The Merger Agreement contains certain termination rights for both the Company and DENTSPLY, including if the merger is not consummated on or before March 15, 2016 (which is subject to extension under certain circumstances but generally not beyond December 15, 2016) and if the approval of the stockholders of either the Company or DENTSPLY is not obtained. The Merger Agreement further provides that, upon termination of the Merger Agreement under specified circumstances, including termination of the Merger Agreement by the Company or DENTSPLY as a result of an adverse change in the recommendation of the other party’s board of directors, (i) the Company may be required to pay a termination fee of $205.0 million to DENTSPLY and DENTSPLY may be required to pay a termination fee of $280.0 million to the Company and (ii) either company may be required to reimburse the other company for merger-related expenses of up to $15.0 million.

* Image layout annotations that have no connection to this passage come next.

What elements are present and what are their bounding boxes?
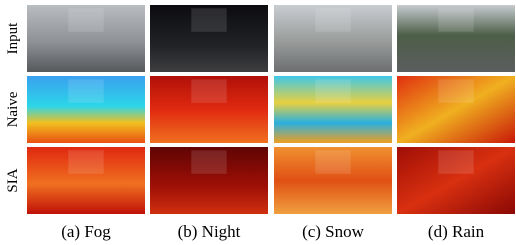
row-label: SIA	[5, 168, 21, 192]
image-highlight	[191, 79, 226, 102]
image-highlight	[191, 8, 226, 31]
column-caption: (d) Rain	[428, 222, 485, 241]
image-highlight	[68, 150, 103, 173]
image-highlight	[315, 8, 350, 31]
image-highlight	[438, 8, 473, 31]
page: Input Naive SIA (a) Fog (b) Night (c) Snow (d)…	[0, 0, 516, 245]
column-caption: (a) Fog	[61, 222, 111, 241]
column-caption: (c) Snow	[302, 222, 365, 241]
figure: Input Naive SIA (a) Fog (b) Night (c) Snow (d)…	[0, 0, 516, 245]
column-caption: (b) Night	[178, 222, 241, 241]
row-label: Input	[5, 22, 21, 54]
image-highlight	[315, 79, 350, 102]
image-grid	[27, 5, 515, 214]
image-highlight	[315, 150, 350, 173]
image-highlight	[438, 79, 473, 102]
image-highlight	[191, 150, 226, 173]
row-label: Naive	[5, 91, 21, 127]
image-highlight	[68, 79, 103, 102]
image-highlight	[438, 150, 473, 173]
image-highlight	[68, 8, 103, 31]
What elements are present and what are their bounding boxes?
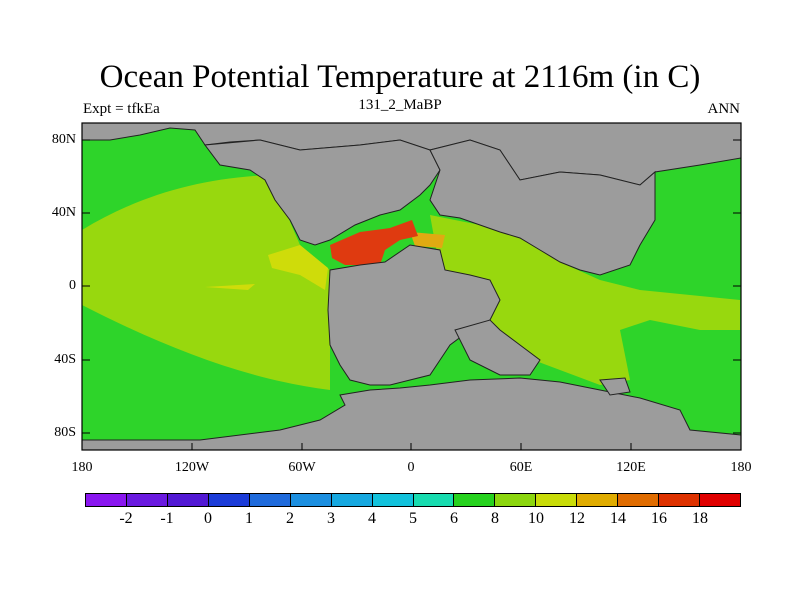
colorbar-label: -1 <box>160 510 174 527</box>
colorbar-swatch <box>331 494 373 506</box>
experiment-label: Expt = tfkEa <box>83 101 160 117</box>
med-red-patch <box>330 220 418 265</box>
colorbar-label: 2 <box>286 510 294 527</box>
map-title: Ocean Potential Temperature at 2116m (in… <box>99 59 701 95</box>
colorbar-label: -2 <box>119 510 133 527</box>
med-orange-patch <box>410 232 445 248</box>
y-tick-label: 40S <box>54 352 76 367</box>
colorbar-swatch <box>618 494 660 506</box>
pacific-warm-band <box>82 175 330 390</box>
x-tick-label: 120E <box>616 460 646 475</box>
colorbar-swatch <box>454 494 496 506</box>
colorbar-label: 1 <box>245 510 253 527</box>
colorbar-label: 10 <box>528 510 544 527</box>
colorbar-swatch <box>495 494 537 506</box>
land-small-east <box>599 377 631 396</box>
x-tick-label: 180 <box>730 460 752 475</box>
colorbar-label: 8 <box>491 510 499 527</box>
colorbar-label: 12 <box>569 510 585 527</box>
season-label: ANN <box>707 101 741 117</box>
colorbar-label: 5 <box>409 510 417 527</box>
colorbar-label: 3 <box>327 510 335 527</box>
colorbar-swatch <box>126 494 168 506</box>
x-tick-label: 120W <box>174 460 210 475</box>
colorbar-swatch <box>208 494 250 506</box>
colorbar-swatch <box>86 494 127 506</box>
colorbar <box>85 493 741 507</box>
land-masses <box>81 122 742 451</box>
land-africa-india <box>454 319 541 376</box>
x-tick-label: 180 <box>71 460 93 475</box>
warm-patch-west <box>268 245 328 290</box>
colorbar-label: 16 <box>651 510 667 527</box>
y-tick-label: 80N <box>51 132 76 147</box>
colorbar-swatch <box>249 494 291 506</box>
axis-ticks <box>81 139 742 450</box>
colorbar-label: 18 <box>692 510 708 527</box>
colorbar-swatch <box>700 494 740 506</box>
land-antarctica <box>81 377 742 451</box>
colorbar-swatch <box>659 494 701 506</box>
y-tick-label: 80S <box>54 425 76 440</box>
warm-patch-equator <box>205 284 255 290</box>
colorbar-swatch <box>290 494 332 506</box>
colorbar-swatch <box>577 494 619 506</box>
colorbar-label: 4 <box>368 510 376 527</box>
colorbar-swatch <box>413 494 455 506</box>
x-tick-label: 60W <box>288 460 316 475</box>
colorbar-swatch <box>372 494 414 506</box>
land-north-america <box>204 139 441 246</box>
y-tick-label: 40N <box>51 205 76 220</box>
colorbar-swatch <box>167 494 209 506</box>
y-tick-label: 0 <box>69 278 76 293</box>
x-tick-label: 0 <box>407 460 415 475</box>
colorbar-swatch <box>536 494 578 506</box>
period-label: 131_2_MaBP <box>358 97 442 113</box>
map-plot-area <box>81 122 742 451</box>
colorbar-label: 0 <box>204 510 212 527</box>
land-eurasia <box>429 139 656 276</box>
colorbar-label: 14 <box>610 510 626 527</box>
x-tick-label: 60E <box>509 460 533 475</box>
colorbar-label: 6 <box>450 510 458 527</box>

The transaction, which is expected to be completed in the second quarter of Fiscal 2016, is subject to the receipt of regulatory approvals and other customary closing conditions, including the approval of stockholders of both Sirona and DENTSPLY. For additional information related to the merger refer to DENTSPLY’S Registration Statement on Form S-4 which was filed with the SEC on October 29, 2015.